This question tests the power rule for exponents and understanding of even roots. The rule states that $(a^m)^n = a^{mn}$. Applying this: $(16x^4)^{1/2} = 16^{1/2} \cdot(x^4)^{1/2} = 4 \cdot x^{4 \cdot 1/2} = 4x^2$. Note that $x^2$ is always non-negative for real $x$, so the expression $4x^2$ is well-defined. We can verify: when $x = 2$, $(16 \cdot 2^4)^{1/2} = (16 \cdot 16)^{1/2} = 256^{1/2} = 16$, and $4 \cdot 2^2 = 4 \cdot 4 = 16$ ✓. A common mistake would be to think $(x^4)^{1/2} = |x^2|$ or $2|x|$, not recognizing that $x^2$ is already non-negative.

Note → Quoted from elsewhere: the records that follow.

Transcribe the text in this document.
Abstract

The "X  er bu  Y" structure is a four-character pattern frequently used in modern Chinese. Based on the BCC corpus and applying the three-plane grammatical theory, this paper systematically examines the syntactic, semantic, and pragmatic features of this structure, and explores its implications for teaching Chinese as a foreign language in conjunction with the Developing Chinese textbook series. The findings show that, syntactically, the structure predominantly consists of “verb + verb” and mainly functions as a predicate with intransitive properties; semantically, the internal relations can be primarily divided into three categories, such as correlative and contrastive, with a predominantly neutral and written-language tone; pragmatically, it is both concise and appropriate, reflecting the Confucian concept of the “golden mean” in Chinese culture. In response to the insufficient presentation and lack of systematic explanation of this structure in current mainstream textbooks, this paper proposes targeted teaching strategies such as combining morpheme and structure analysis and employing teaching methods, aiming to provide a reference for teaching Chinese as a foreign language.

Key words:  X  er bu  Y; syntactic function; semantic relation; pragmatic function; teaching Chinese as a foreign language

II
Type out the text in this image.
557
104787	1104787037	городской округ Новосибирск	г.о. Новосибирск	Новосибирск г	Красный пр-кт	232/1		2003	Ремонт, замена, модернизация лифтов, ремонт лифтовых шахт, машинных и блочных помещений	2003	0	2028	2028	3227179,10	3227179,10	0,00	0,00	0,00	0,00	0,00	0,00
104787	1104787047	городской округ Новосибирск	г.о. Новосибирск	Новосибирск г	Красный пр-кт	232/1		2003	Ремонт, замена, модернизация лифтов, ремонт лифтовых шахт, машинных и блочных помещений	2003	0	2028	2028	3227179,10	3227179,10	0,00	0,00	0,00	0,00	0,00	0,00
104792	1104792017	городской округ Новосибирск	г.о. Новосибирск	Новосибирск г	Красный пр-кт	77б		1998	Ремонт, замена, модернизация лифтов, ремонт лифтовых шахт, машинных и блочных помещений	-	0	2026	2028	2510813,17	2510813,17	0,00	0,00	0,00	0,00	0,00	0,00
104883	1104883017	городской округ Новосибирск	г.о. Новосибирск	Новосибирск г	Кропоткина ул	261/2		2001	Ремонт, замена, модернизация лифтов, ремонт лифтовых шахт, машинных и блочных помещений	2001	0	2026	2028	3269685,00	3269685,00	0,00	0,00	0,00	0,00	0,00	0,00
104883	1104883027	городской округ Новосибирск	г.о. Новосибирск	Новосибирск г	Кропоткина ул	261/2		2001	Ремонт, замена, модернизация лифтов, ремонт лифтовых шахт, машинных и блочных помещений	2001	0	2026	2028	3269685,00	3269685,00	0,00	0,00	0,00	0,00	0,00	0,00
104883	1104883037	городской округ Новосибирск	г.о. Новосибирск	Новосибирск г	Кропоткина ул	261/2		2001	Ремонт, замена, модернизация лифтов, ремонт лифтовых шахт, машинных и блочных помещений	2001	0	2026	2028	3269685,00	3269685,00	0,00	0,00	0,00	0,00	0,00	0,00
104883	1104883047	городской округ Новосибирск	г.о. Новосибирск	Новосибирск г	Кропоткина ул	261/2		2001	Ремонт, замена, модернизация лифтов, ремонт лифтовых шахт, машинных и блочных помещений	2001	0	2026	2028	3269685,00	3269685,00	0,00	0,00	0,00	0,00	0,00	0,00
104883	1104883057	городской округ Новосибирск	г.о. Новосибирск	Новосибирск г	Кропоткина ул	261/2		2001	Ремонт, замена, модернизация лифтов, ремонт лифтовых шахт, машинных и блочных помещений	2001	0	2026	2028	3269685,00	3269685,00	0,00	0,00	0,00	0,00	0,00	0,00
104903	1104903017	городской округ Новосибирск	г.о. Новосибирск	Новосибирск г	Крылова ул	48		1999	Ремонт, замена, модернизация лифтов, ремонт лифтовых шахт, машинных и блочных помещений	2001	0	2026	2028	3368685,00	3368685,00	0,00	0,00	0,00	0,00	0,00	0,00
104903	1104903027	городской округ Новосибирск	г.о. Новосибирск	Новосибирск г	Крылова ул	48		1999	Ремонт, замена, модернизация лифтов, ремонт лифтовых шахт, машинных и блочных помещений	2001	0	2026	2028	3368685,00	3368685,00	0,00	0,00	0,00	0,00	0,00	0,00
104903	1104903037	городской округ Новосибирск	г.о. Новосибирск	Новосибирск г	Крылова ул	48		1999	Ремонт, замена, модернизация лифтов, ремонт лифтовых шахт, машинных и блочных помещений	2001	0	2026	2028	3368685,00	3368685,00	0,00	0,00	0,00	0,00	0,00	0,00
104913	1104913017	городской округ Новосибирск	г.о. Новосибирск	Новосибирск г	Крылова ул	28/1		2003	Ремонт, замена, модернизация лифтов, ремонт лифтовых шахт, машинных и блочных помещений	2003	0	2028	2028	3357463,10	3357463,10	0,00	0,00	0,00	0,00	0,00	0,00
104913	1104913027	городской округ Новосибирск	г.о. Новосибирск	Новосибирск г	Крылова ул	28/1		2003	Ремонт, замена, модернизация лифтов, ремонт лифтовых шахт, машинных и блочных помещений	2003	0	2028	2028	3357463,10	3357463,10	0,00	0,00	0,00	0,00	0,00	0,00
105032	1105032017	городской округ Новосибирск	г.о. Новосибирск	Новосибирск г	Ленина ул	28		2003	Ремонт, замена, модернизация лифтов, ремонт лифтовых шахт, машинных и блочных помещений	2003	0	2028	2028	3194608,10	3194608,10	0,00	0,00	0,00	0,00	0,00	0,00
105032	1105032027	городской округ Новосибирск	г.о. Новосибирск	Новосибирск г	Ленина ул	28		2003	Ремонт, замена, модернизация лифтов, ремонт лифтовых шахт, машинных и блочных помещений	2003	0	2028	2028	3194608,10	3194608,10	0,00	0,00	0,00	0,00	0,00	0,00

This question tests understanding of how fractional exponents behave with different bases. We need to check each option for all real $t \neq 0$. Option A: $(t^2)^{1/2} = |t|$, not $t$, since $\sqrt{t^2} = |t|$. Option B: $(t^3)^{1/3} = t$, not $|t|$, since cube roots preserve sign. Option C: $(t^4)^{1/2} = t^2$ is correct because $(t^4)^{1/2} = t^{4 \cdot 1/2} = t^2$, and this works for all real $t$. Option D: $(t^2)^{3/2} = |t|^3$, not $t^3$, when $t < 0$. Option E: $t^{1/2}$ is undefined for $t < 0$. Therefore, only option C is true for all real $t \neq 0$.

This question tests the multiplication rule for radicals with the same index. The rule states that $\sqrt[n]{a} \cdot \sqrt[n]{b} = \sqrt[n]{ab}$ for real numbers where the radicals are defined. Applying this rule: $\sqrt[3]{a^2} \cdot \sqrt[3]{a} = \sqrt[3]{a^2 \cdot a} = \sqrt[3]{a^3}$. Since $\sqrt[3]{a^3} = a$ for all real $a$ (the cube root function is defined for all real numbers and preserves sign), the answer is $a$. A common mistake would be to add the exponents incorrectly, thinking $\sqrt[3]{a^2} \cdot \sqrt[3]{a} = \sqrt[3]{a^{2+1/3}}$, which misunderstands how radical multiplication works.

This question tests your understanding of the relationship between square roots and absolute values. The key principle is that $\sqrt{x^2} = |x|$ for all real numbers $x$. This is because squaring any real number (positive or negative) gives a non-negative result, and the square root function returns the non-negative value. For example, $\sqrt{(-3)^2} = \sqrt{9} = 3 = |-3|$. The expression equals the absolute value of $x$, not just $x$ itself, because when $x$ is negative, $\sqrt{x^2}$ gives the positive value. Choice A ($x$) would be incorrect for negative values of $x$, as it doesn't account for the sign change.